Entremeado a essa narrativa sobre as vítimas, há também a história trágica dos assassinos: de onde veem, as vicissitudes de suas trajetórias de vida, as assincrasias de seus pais e irmãos e a forma como chegaram até o fatídico dia 14 de novembro de 1959. Esta forma de contar um fato jornalístico, de escrever um romance de não-ficção é muito mais palatável ao leitor que a forma tradicional desse tipo de texto, que entremeia relatos dos entrevistados (geralmente sem edição ou com poucas edições), fotos e às vezes, sem comentários do jornalista ou apenas frases de contextualização ou de ligação entre um depoimento e outro. A estética de Capote é a forma de um romance de ficção, porém, tudo o que ele conta em A sangue frio, infelizmente, aconteceu de verdade.

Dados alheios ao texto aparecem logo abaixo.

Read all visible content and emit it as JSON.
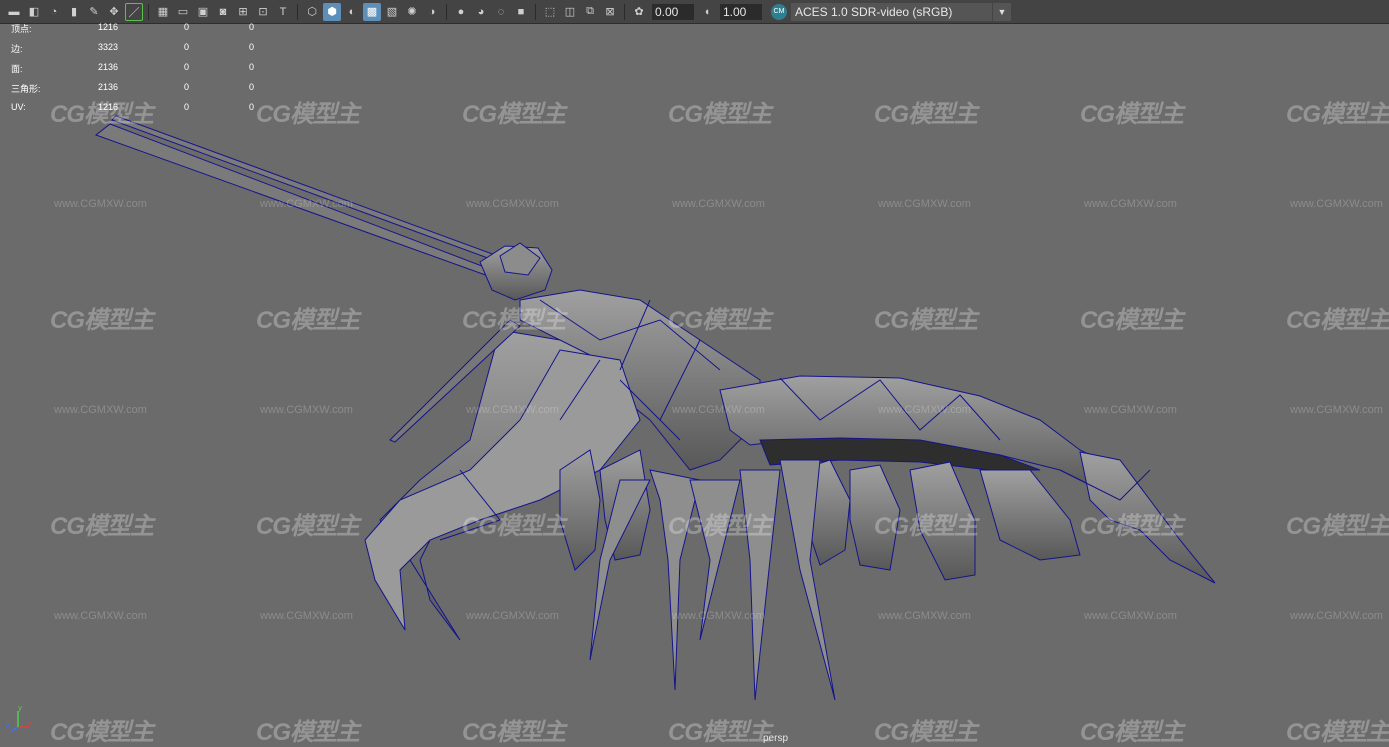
{
  "toolbar": {
    "icons": [
      "camera-icon",
      "camera-lock-icon",
      "camera-orbit-icon",
      "bookmark-icon",
      "grease-pencil-icon",
      "pan-zoom-icon",
      "two-d-pan-icon",
      "grid-icon",
      "film-gate-icon",
      "resolution-gate-icon",
      "gate-mask-icon",
      "field-chart-icon",
      "safe-action-icon",
      "safe-title-icon",
      "wireframe-icon",
      "smooth-shade-icon",
      "default-material-icon",
      "wireframe-on-shaded-icon",
      "textured-icon",
      "use-all-lights-icon",
      "shadows-icon",
      "screen-space-ao-icon",
      "motion-blur-icon",
      "anti-aliasing-icon",
      "depth-of-field-icon",
      "isolate-select-icon",
      "xray-icon",
      "xray-joints-icon",
      "xray-active-icon",
      "backface-icon"
    ],
    "exposure_value": "0.00",
    "gamma_value": "1.00",
    "color_management_badge": "CM",
    "color_space": "ACES 1.0 SDR-video (sRGB)"
  },
  "hud": {
    "rows": [
      {
        "label": "顶点:",
        "v1": "1216",
        "v2": "0",
        "v3": "0"
      },
      {
        "label": "边:",
        "v1": "3323",
        "v2": "0",
        "v3": "0"
      },
      {
        "label": "面:",
        "v1": "2136",
        "v2": "0",
        "v3": "0"
      },
      {
        "label": "三角形:",
        "v1": "2136",
        "v2": "0",
        "v3": "0"
      },
      {
        "label": "UV:",
        "v1": "1216",
        "v2": "0",
        "v3": "0"
      }
    ]
  },
  "watermark": {
    "logo": "CG模型主",
    "url": "www.CGMXW.com"
  },
  "viewport": {
    "camera": "persp",
    "axis": {
      "x": "x",
      "y": "y",
      "z": "z"
    },
    "colors": {
      "background": "#6b6b6b",
      "mesh": "#8a8a8a",
      "wire": "#14148c"
    }
  }
}
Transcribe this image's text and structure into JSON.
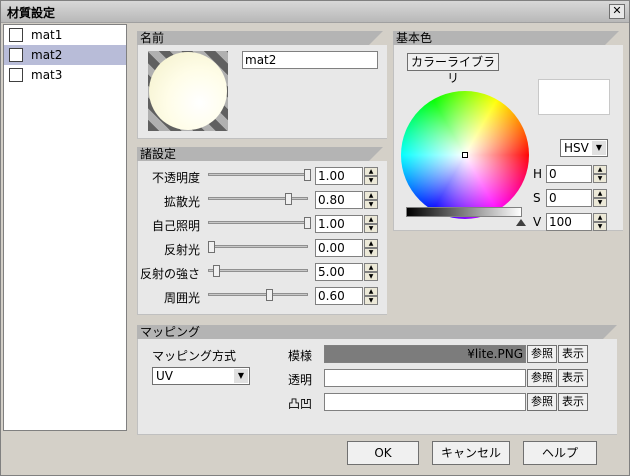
{
  "window": {
    "title": "材質設定",
    "close_glyph": "✕"
  },
  "materials": [
    {
      "label": "mat1",
      "selected": false
    },
    {
      "label": "mat2",
      "selected": true
    },
    {
      "label": "mat3",
      "selected": false
    }
  ],
  "name_section": {
    "header": "名前",
    "value": "mat2"
  },
  "settings_section": {
    "header": "諸設定",
    "rows": [
      {
        "label": "不透明度",
        "value": "1.00",
        "level": 1.0
      },
      {
        "label": "拡散光",
        "value": "0.80",
        "level": 0.8
      },
      {
        "label": "自己照明",
        "value": "1.00",
        "level": 1.0
      },
      {
        "label": "反射光",
        "value": "0.00",
        "level": 0.0
      },
      {
        "label": "反射の強さ",
        "value": "5.00",
        "level": 0.05
      },
      {
        "label": "周囲光",
        "value": "0.60",
        "level": 0.6
      }
    ]
  },
  "base_color": {
    "header": "基本色",
    "library_button": "カラーライブラリ",
    "mode": "HSV",
    "h_label": "H",
    "h_value": "0",
    "s_label": "S",
    "s_value": "0",
    "v_label": "V",
    "v_value": "100",
    "preview_color": "#ffffff"
  },
  "mapping": {
    "header": "マッピング",
    "method_label": "マッピング方式",
    "method_value": "UV",
    "rows": [
      {
        "label": "模様",
        "value": "¥lite.PNG",
        "browse": "参照",
        "show": "表示"
      },
      {
        "label": "透明",
        "value": "",
        "browse": "参照",
        "show": "表示"
      },
      {
        "label": "凸凹",
        "value": "",
        "browse": "参照",
        "show": "表示"
      }
    ]
  },
  "buttons": {
    "ok": "OK",
    "cancel": "キャンセル",
    "help": "ヘルプ"
  }
}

Outro ponto muito significativo da obra de Truman é o desenvolvimento dos personagens que humanizou os dois assassinos, sem diminuir a gravidade do que fizeram e a culpa dos dois. Não apenas os assassinos tiveram a dignidade da pessoa humana preservados, como também todos os personagens reais envolvidos na tragédia. Capote os mostrou como seres humanos, passíveis a erros e acertos, discutiu questões incômodas tais como os abusos na infância, o alcoolismo, a miséria, as relações inter-raciais, que ainda são um enorme tabu nos Estados Unidos, o inconformismo das pessoas em relação às questões identitárias, à xenofobia e às desigualdades sociais que acompanham a população norte-americana desde os primórdios. Essas abordagens nos levam a uma reflexão muito ampla sobre o impacto de todos esses fatores na vida de pessoas que possuem algum tipo de complexo de inferioridade ou mesmo naquelas que desejam sair do lugar de onde vieram e não conseguem alcançar uma mobilidade social, conquistando assim o tão desejado “Sonho Americano”.

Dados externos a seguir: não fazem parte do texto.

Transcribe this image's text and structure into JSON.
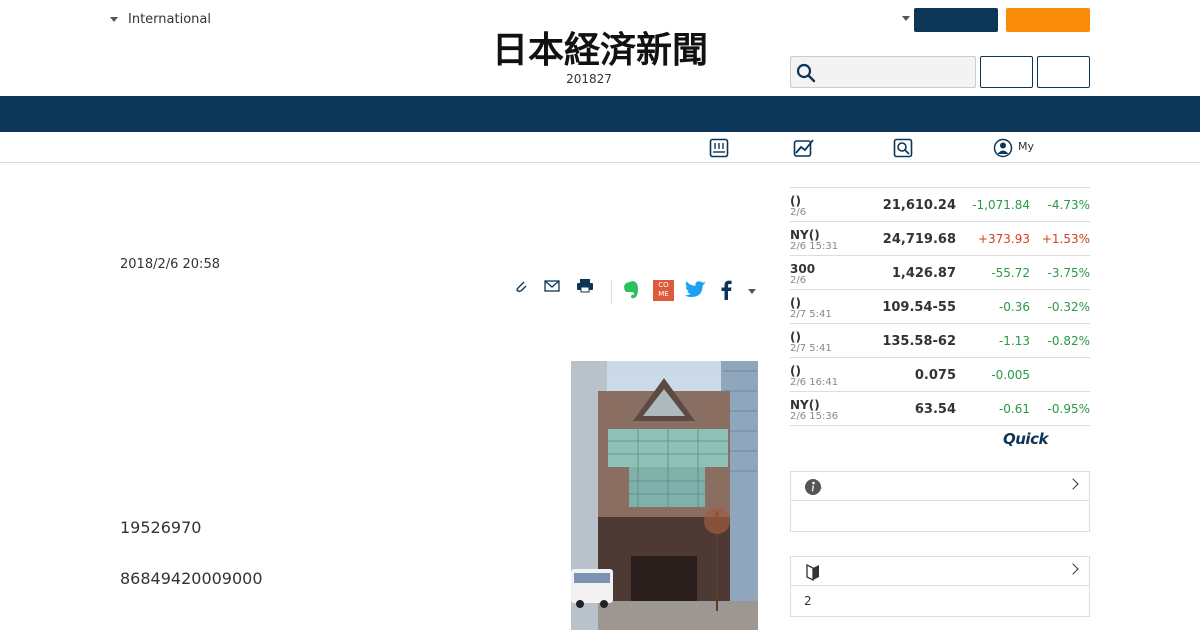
{
  "header": {
    "region_label": "International",
    "logo_text": "日本経済新聞",
    "edition_date": "201827"
  },
  "subnav": {
    "my_label": "My"
  },
  "article": {
    "timestamp": "2018/2/6 20:58",
    "paragraphs": [
      "19526970",
      "86849420009000"
    ]
  },
  "market": {
    "rows": [
      {
        "name": "()",
        "time": "2/6",
        "value": "21,610.24",
        "change": "-1,071.84",
        "pct": "-4.73%",
        "trend": "down"
      },
      {
        "name": "NY()",
        "time": "2/6 15:31",
        "value": "24,719.68",
        "change": "+373.93",
        "pct": "+1.53%",
        "trend": "up"
      },
      {
        "name": "300",
        "time": "2/6",
        "value": "1,426.87",
        "change": "-55.72",
        "pct": "-3.75%",
        "trend": "down"
      },
      {
        "name": "()",
        "time": "2/7 5:41",
        "value": "109.54-55",
        "change": "-0.36",
        "pct": "-0.32%",
        "trend": "down"
      },
      {
        "name": "()",
        "time": "2/7 5:41",
        "value": "135.58-62",
        "change": "-1.13",
        "pct": "-0.82%",
        "trend": "down"
      },
      {
        "name": "()",
        "time": "2/6 16:41",
        "value": "0.075",
        "change": "-0.005",
        "pct": "",
        "trend": "down"
      },
      {
        "name": "NY()",
        "time": "2/6 15:36",
        "value": "63.54",
        "change": "-0.61",
        "pct": "-0.95%",
        "trend": "down"
      }
    ],
    "provider": "Quick",
    "colors": {
      "up": "#d0421b",
      "down": "#2b9946"
    }
  },
  "panels": {
    "info_body": "",
    "beginner_body": "2"
  },
  "colors": {
    "navy": "#0c3558",
    "orange": "#f98c0b"
  }
}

Conforme mencionado no início dessa resenha, o ideal aqui é separar o autor da obra. Mas, no caso de A sangue frio, algumas questões sobre a vida pessoal do escritor fazem parte dessa construção humana dos envolvidos. Não é segredo para ninguém que Capote se envolveu pessoalmente com um dos assassinos da Família Clutter, Perry Smith. Esse envolvimento do jornalista com o assassino veio de uma identificação de suas histórias de vida. Capote perdeu os pais para o álcool muito cedo e por isso foi morar com uma tia. Sofreu bastante durante esse período, sentindo-se solitário e incompreendido. Porém, sua raça e classe o favoreceram de alguma forma e assim, através do seu talento para a escrita e de sua tenacidade, ele se transformou em um escritor conhecido e bem-sucedido. Já Smith, mestiço, filho de uma índia cherokee com um homem branco pobre, terceiro em uma família de quatro irmãos, membro de uma família desestruturada pelo álcool, pela prostituição e pela miséria, fatalmente não deu certo na vida.

Lendo essa resenha, pode-se pensar que tudo aqui é muito romantizado e que Capote, devido à essa identificação com Smith, minimizou sua culpa e sua frieza em agir de forma tão brutal e homicida. Entretanto, não é o que temos em A sangue frio. O próprio título do livro já deixa claro que não há justificativas plausíveis para esse crime hediondo. Porém, todos nós somos pessoas, fazemos parte do mesmo material e somos passíveis a sermos um Perry Smith ou mesmo um Dick Hickok. Nem eu nem Capote estamos defendendo essas pessoas, mas, tentando entender o que as levou a cometer esses desatinos e a destruir a vida de quatro inocentes que segundo Smith, ao se referir ao patriarca da família Clutter diz: “ele era um homem gentil, mas forte e nem um pouco covarde”. Mesmo tendo mais afinidades com Smith, Hickok tem o mesmo espaço no livro de Capote, sendo humanizado e respeitado como um ser humano que errou. O autor conta a história dos dois de forma justa e tentando ser o mais imparcial possível, sem deixar de levantar questionamentos importantes.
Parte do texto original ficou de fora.